If what they had said in books was true, if you really could feel grief like a knife stabbing in the heart, then at that moment Grantaire had absolutely no doubt that it was true.
Enjolras, his Apollo, the only person he truly cared about in the world, lay under the windowsill. Grantaire clutched the handrail so tightly his knuckled turned a ghastly shade of white, and he forgot to breathe for a moment. He stayed rooted to the top stair, with only one thought coursing through his brain like a river during a flood: Enjolras was dead.
It couldn't be. It couldn't be! Enjolras was invincible, he was a god, nothing could harm him. The man whom so many looked up to was gone forever and Grantaire could not believe it.

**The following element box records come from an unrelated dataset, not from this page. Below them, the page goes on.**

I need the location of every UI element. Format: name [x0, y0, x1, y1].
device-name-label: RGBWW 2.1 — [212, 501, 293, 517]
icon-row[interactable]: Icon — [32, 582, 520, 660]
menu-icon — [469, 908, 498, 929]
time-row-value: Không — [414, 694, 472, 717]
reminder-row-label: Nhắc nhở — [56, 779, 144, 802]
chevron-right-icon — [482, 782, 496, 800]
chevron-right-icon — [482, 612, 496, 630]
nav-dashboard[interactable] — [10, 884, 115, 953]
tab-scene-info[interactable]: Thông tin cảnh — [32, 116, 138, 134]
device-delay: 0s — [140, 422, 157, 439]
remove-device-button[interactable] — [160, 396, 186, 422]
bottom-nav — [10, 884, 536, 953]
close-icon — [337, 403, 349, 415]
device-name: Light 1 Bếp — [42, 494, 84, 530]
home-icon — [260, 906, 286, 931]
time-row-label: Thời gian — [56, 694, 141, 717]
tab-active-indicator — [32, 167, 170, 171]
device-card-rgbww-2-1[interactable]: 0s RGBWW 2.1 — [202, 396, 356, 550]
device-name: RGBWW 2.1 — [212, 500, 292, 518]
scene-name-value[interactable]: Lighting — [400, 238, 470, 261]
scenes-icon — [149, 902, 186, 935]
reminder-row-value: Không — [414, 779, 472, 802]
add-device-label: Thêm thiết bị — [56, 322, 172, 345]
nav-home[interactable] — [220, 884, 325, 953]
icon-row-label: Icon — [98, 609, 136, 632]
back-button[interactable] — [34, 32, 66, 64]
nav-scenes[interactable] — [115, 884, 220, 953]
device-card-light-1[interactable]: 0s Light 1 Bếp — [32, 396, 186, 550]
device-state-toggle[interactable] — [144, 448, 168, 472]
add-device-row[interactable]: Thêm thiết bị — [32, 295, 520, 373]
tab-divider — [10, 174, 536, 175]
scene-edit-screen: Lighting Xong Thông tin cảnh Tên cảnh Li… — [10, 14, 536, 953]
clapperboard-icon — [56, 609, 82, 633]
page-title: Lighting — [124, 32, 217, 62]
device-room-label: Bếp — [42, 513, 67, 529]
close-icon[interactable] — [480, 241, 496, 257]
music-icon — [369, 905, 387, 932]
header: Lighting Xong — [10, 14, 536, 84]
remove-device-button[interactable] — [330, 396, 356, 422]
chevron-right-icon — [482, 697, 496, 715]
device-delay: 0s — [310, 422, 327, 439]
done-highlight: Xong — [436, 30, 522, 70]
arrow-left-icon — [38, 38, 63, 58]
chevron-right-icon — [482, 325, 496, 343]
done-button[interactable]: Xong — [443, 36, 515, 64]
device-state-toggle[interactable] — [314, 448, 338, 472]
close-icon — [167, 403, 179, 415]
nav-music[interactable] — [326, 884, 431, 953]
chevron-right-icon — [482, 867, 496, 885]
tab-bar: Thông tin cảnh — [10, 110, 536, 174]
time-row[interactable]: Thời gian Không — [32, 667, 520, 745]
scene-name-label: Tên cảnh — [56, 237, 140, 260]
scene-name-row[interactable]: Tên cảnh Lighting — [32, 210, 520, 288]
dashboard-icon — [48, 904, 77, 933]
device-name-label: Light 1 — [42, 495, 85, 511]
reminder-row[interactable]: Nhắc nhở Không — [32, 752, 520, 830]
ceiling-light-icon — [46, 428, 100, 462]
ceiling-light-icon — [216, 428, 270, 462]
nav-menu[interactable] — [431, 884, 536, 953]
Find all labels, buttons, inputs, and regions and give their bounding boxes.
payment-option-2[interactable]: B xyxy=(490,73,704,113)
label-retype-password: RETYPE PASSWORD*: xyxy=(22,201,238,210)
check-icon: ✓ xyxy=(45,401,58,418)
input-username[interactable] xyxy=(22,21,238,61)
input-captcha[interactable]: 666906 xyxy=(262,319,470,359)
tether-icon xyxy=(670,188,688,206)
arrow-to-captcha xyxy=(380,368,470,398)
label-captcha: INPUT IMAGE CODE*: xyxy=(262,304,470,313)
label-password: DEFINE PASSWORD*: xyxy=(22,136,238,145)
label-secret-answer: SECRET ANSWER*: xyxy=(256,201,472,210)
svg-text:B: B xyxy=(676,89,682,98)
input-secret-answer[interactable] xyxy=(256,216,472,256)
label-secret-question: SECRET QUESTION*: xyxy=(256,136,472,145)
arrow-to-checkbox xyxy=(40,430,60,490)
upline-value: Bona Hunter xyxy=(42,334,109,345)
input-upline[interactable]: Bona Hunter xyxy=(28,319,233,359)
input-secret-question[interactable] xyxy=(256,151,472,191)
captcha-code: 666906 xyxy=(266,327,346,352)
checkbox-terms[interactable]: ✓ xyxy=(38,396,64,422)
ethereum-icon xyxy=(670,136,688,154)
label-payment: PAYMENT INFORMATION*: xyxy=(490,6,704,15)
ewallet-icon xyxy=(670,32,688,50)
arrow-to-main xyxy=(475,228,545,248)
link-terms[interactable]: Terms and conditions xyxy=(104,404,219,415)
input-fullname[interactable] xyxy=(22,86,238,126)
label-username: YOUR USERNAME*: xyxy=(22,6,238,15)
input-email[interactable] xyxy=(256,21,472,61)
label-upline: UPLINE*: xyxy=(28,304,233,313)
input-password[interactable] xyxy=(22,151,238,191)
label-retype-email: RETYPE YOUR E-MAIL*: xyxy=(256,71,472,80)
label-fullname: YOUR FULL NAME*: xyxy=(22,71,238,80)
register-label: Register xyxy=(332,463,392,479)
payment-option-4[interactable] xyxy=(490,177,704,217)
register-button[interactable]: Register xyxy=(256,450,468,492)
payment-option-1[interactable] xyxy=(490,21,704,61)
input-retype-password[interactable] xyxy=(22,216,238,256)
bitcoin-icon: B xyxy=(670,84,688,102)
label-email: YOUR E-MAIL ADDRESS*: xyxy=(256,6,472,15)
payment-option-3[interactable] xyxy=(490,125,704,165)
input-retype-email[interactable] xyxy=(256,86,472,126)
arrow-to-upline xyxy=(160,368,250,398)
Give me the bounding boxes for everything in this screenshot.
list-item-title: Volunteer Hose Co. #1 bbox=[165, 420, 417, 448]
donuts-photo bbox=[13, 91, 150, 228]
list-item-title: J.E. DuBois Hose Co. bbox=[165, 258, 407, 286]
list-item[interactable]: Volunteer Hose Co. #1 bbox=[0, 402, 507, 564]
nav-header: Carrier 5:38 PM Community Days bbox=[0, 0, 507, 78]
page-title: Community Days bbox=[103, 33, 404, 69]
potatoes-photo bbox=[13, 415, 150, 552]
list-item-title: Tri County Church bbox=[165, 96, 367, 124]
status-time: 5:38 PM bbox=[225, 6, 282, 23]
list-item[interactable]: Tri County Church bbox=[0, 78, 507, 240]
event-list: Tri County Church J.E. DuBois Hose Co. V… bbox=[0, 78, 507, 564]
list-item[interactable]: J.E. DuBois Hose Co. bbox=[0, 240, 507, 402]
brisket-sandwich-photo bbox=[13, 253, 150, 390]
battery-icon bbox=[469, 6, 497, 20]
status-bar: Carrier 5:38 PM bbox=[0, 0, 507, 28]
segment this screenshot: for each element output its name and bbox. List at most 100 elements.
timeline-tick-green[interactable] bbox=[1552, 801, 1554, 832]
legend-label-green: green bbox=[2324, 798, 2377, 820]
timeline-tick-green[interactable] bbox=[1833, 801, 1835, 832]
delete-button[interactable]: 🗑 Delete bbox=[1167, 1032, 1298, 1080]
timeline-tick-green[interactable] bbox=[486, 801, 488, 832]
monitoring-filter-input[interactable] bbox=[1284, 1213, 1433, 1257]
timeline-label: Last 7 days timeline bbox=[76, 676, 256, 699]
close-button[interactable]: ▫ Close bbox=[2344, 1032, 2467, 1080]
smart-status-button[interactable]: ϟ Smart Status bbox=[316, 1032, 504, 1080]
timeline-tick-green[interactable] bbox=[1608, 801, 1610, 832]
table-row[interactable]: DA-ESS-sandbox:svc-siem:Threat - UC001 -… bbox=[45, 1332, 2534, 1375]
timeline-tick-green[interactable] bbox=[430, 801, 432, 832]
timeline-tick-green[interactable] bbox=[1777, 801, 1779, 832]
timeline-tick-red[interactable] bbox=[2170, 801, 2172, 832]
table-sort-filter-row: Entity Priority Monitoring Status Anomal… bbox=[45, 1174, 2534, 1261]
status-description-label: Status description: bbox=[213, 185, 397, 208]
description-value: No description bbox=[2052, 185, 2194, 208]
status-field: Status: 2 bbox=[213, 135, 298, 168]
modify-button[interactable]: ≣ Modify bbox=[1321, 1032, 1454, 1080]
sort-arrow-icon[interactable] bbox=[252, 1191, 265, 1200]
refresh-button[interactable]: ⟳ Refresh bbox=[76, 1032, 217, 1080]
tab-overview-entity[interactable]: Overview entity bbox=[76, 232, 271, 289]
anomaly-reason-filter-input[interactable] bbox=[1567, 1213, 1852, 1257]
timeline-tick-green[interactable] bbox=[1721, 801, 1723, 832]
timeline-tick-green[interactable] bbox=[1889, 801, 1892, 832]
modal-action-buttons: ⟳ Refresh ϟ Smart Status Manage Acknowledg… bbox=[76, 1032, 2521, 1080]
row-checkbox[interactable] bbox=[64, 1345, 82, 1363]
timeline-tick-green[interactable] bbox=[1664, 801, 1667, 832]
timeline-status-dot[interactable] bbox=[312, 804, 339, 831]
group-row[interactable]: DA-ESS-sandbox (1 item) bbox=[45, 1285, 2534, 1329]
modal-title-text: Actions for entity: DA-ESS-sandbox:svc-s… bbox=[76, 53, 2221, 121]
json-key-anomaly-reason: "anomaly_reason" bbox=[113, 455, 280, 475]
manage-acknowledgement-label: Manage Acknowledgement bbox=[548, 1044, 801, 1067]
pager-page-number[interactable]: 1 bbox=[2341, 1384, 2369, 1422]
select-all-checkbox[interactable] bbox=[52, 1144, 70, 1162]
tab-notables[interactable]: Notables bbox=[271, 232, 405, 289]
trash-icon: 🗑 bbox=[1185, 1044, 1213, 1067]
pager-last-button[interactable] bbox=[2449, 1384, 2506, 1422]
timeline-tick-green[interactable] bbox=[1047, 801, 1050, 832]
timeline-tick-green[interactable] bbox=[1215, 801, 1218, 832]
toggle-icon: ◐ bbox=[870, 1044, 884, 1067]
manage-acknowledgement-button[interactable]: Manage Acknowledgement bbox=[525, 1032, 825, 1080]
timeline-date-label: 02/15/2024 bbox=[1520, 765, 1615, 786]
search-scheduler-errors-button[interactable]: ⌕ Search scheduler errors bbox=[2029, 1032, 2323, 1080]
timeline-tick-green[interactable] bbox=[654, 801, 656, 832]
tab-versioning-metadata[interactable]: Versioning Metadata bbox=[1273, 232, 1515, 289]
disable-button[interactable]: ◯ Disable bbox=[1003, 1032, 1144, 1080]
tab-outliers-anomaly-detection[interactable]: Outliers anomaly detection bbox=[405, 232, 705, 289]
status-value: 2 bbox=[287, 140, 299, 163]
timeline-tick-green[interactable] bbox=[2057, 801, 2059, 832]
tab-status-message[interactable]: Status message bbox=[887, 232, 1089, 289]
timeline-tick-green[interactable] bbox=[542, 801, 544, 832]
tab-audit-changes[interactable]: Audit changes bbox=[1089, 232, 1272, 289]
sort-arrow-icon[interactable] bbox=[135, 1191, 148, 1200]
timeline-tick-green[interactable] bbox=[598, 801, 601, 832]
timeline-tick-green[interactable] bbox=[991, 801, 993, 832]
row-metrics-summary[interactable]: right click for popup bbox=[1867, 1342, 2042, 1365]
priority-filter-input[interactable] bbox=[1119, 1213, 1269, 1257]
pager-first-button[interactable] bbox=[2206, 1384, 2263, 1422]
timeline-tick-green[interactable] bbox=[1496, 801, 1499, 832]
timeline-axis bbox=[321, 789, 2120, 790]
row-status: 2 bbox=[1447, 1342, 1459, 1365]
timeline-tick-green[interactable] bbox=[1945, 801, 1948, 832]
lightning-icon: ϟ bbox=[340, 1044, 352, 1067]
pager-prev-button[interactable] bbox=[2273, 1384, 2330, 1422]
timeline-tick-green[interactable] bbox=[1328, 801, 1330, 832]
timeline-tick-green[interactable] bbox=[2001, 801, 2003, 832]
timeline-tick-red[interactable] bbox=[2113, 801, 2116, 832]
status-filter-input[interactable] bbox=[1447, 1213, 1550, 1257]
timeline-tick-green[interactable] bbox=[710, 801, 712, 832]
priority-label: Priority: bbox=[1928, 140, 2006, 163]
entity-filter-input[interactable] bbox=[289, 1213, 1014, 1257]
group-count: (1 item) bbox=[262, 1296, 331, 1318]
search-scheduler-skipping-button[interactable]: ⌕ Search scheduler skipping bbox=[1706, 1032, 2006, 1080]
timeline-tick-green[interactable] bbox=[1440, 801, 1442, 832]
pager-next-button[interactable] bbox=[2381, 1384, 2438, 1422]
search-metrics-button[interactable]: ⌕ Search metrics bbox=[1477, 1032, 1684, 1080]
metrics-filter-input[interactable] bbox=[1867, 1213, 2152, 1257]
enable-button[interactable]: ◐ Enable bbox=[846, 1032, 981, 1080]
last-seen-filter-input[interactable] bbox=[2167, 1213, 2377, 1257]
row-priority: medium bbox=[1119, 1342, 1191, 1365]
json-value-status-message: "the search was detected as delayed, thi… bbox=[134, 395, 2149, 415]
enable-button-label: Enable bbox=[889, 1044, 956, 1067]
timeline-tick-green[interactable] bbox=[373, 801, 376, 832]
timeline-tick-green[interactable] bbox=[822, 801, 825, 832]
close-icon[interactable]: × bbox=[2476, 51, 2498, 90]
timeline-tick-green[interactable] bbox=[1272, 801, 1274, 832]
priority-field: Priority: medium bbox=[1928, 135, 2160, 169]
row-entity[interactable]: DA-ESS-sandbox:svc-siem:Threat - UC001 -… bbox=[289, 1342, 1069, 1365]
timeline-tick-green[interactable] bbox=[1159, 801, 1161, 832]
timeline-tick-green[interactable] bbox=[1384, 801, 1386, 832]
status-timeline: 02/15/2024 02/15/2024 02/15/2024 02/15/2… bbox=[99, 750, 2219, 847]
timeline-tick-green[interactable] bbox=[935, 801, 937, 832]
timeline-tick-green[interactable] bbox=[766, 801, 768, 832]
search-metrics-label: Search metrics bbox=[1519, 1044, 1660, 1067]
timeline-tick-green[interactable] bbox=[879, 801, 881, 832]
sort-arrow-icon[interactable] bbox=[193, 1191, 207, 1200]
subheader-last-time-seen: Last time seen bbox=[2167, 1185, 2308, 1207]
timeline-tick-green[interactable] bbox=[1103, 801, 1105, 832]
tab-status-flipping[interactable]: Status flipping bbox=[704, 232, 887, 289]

He didn't remember crossing the creaking wooden floors, but somehow he ended up at Enjolras's pale body. With dry, cracked hands, Grantaire made an inventory of his Apollo's wounds. Half his right leg was scraped off, leaving a huge, bleeding raw mark, and various cuts and bruises accented his pale skin. They matched the color of his red jacket.
That wasn't all, though. A bullet had pierced Enjolras's stomach area, although it had come close to missing him and was located on his far left side. It didn't look like it had gone through anything too vital, but then again, Grantaire wasn't a doctor.
No sooner had Grantaire finished this thought, he noticed Enjolras's chest. It was free of injury, save for the blood that stained his undershirt (and was probably from another wound or from carrying someone to safety, knowing Enjolras). Not only this, but it was rising. And falling. And rising. And falling. It was the slightest of motions, akin to a butterfly's gentle and subtle wings, but steady.
"Apollo," Grantaire gasped. His throat felt raw from the alcohol and from yelling yesterday, but he pushed the discomfort inside. Enjolras was alive, and that was all that mattered.